Online Offloading Scheduling for NOMA-Aided MEC Under Partial Device Knowledge
Meihui Hua, Hui Tian, Xinchen Lyu, Wanli Ni, and Gaofeng Nie

TL;DR
This paper introduces an online offloading and resource allocation algorithm for NOMA-aided MEC systems that maximizes long-term utility without requiring prior network knowledge, effectively handling stochastic network dynamics.
Contribution
It develops a Lyapunov-based online algorithm that decouples long-term stochastic optimization into per-slot problems and transforms non-convex power allocation into a convex form, reducing complexity and enabling partial device state knowledge.
Findings
The algorithm achieves higher system utility compared to baseline methods.
It improves system stability and reduces overhead in NOMA-aided MEC networks.
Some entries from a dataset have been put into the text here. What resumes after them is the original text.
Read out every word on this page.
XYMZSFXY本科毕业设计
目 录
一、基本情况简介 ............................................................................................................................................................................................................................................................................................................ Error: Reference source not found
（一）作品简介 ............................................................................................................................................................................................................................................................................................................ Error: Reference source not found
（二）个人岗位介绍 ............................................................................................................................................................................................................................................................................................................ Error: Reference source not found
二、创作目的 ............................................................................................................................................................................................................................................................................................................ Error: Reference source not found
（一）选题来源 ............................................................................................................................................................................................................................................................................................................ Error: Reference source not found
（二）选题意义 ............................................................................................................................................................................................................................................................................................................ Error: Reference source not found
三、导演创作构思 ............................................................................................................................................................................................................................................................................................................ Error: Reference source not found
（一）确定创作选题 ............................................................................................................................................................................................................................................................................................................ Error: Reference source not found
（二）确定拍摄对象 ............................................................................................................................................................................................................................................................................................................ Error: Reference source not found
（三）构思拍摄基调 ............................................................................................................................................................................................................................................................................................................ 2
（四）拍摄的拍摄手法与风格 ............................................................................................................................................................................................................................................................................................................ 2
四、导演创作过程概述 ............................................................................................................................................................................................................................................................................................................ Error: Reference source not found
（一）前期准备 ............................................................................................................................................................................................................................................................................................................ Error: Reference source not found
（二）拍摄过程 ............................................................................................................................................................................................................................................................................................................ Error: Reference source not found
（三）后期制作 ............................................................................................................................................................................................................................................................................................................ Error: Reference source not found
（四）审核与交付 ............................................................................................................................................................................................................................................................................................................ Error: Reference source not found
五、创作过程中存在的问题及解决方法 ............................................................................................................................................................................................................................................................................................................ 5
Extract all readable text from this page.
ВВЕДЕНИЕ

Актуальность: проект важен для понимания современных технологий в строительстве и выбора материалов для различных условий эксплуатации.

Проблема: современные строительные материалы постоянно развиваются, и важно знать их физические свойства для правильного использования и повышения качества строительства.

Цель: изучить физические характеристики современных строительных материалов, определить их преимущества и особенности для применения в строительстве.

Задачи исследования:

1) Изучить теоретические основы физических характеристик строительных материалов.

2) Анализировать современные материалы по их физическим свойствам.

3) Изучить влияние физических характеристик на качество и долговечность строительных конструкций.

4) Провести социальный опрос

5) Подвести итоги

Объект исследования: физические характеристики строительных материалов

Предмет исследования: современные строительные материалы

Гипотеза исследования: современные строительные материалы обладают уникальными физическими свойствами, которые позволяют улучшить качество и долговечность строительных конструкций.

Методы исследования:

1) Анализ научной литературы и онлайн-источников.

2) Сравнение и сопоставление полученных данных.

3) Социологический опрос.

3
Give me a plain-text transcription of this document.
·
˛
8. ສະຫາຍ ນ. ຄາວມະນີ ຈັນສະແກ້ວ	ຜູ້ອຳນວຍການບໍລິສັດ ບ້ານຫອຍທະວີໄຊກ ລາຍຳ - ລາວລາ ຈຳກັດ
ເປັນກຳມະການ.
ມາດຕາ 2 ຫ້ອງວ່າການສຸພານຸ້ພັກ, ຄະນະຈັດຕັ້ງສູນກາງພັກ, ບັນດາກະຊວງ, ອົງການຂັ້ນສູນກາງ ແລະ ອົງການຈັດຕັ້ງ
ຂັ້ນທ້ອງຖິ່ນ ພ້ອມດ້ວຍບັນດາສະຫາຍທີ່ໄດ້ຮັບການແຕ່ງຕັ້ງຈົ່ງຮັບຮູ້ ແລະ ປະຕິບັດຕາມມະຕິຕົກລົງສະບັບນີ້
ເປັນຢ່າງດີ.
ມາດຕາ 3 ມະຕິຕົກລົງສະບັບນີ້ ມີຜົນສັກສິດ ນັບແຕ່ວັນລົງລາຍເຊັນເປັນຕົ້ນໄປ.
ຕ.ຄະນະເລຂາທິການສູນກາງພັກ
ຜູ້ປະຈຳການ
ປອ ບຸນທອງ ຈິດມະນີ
Simulation results confirm asymptotic optimality under partial device knowledge.
Abstract
By exploiting the superiority of non-orthogonal multiple access (NOMA), NOMA-aided mobile edge computing (MEC) can provide scalable and low-latency computing services for the Internet of Things. However, given the prevalent stochasticity of wireless networks and sophisticated signal processing of NOMA, it is critical but challenging to design an efficient task offloading algorithm for NOMA-aided MEC, especially under a large number of devices. This paper presents an online algorithm that jointly optimizes offloading decisions and resource allocation to maximize the long-term system utility (i.e., a measure of throughput and fairness). Since the optimization variables are temporary coupled, we first apply Lyapunov technique to decouple the long-term stochastic optimization into a series of per-slot deterministic subproblems, which does not require any prior knowledge of network dynamics.…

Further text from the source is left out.